Por muito tempo, o envelhecimento masculino foi tratado como um processo “natural” e inevitável, muitas vezes sem espaço para conversa ou atenção médica. Mas, segundo o endocrinologista Filippo Pedrinola, a ciência da longevidade vem mostrando que mudanças hormonais progressivas, especialmente a queda da testosterona, podem ter efeitos reais no bem-estar do homem ao longo dos anos.
Esse processo é conhecido como andropausa, ou, de forma mais precisa, “deficiência androgênica do envelhecimento masculino”. Ao contrário do que muita gente imagina, não se trata de uma virada repentina. “Diferentemente da menopausa feminina, a andropausa não ocorre de maneira abrupta nem apresenta um marco claro”, afirma o médico. O resultado é que os sinais costumam ser subestimados ou confundidos com estresse, excesso de trabalho ou “coisas da idade”.
Queda de testosterona pode passar anos sem ser percebida
A testosterona tende a diminuir gradualmente a partir dos 40 anos, com “uma redução média de cerca de 1% ao ano”, explica Pedrinola. Esse declínio pode ser acelerado por fatores como sedentarismo, obesidade, privação de sono, estresse crônico e doenças metabólicas.
Os sintomas, segundo ele, podem aparecer de formas diferentes e nem sempre são óbvios. Entre os mais comuns, estão:
- · Físicos: perda de massa e força muscular, aumento de gordura abdominal, fadiga persistente e redução da densidade óssea.
- · Emocionais e cognitivos: queda de motivação, irritabilidade, alterações de humor, dificuldade de concentração e sensação de menor clareza mental.
- · Sexuais: diminuição da libido, redução da frequência de ereções espontâneas e queda da performance sexual.
Como essas mudanças “surgem de forma lenta e progressiva”, o médico observa que muitos homens podem conviver com os sinais por anos antes de buscar avaliação.
Não é só sobre sexo: hormônio influencia energia e metabolismo
Outro ponto central, de acordo com o endocrinologista, é que “reduzir a testosterona apenas à função sexual é um erro comum”. Ele ressalta que o hormônio também participa da regulação da energia, do metabolismo e da composição corporal.

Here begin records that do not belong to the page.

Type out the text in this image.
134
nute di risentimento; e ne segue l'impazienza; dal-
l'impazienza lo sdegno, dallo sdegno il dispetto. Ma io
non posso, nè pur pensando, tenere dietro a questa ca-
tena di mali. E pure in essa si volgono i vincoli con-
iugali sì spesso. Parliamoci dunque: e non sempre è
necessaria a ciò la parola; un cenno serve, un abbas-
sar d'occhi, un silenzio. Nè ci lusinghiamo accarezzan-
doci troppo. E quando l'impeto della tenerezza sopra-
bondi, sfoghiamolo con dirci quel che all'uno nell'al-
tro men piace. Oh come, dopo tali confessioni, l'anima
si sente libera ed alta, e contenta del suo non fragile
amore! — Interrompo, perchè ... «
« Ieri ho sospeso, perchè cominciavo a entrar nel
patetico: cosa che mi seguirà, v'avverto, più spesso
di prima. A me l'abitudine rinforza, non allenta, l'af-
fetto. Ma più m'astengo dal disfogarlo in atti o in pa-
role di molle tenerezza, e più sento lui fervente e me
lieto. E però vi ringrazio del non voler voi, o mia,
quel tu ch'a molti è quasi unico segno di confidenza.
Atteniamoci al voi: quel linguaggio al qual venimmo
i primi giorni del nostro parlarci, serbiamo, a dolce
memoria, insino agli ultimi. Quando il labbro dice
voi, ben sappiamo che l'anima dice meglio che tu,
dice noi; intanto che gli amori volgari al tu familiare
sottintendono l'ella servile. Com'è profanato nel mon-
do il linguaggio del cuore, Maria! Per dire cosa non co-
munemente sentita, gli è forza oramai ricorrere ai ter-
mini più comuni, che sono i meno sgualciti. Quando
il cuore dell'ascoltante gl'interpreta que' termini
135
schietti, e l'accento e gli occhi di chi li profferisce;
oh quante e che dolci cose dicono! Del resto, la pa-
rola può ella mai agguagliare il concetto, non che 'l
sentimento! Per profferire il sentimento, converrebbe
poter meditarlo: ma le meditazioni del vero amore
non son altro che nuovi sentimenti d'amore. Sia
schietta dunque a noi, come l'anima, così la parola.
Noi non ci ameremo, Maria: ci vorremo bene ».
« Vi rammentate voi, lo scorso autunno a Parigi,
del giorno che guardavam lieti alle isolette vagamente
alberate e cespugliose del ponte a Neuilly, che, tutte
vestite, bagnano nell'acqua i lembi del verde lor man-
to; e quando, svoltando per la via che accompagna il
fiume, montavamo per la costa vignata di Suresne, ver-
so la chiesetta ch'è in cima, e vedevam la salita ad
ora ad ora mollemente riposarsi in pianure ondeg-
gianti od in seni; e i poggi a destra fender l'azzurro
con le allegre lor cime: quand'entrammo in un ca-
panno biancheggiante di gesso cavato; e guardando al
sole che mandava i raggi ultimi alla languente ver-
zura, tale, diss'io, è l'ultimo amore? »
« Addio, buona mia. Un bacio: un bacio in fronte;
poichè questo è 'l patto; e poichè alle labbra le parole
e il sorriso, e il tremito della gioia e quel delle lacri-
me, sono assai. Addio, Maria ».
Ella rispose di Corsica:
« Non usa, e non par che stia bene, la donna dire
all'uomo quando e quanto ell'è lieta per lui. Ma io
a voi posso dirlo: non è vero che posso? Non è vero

O médico aponta que níveis adequados de testosterona estão associados a:
- · Maior vitalidade física e mental
- · Preservação da massa muscular e controle da gordura visceral
- · Melhor sensibilidade à insulina e equilíbrio metabólico
- · Estabilidade emocional, autoestima e bem-estar
Já a deficiência androgênica, segundo o texto, tem sido relacionada ao aumento do risco de síndrome metabólica, diabetes tipo 2, sarcopenia, osteoporose e doenças cardiovasculares, especialmente quando combinada a hábitos pouco saudáveis.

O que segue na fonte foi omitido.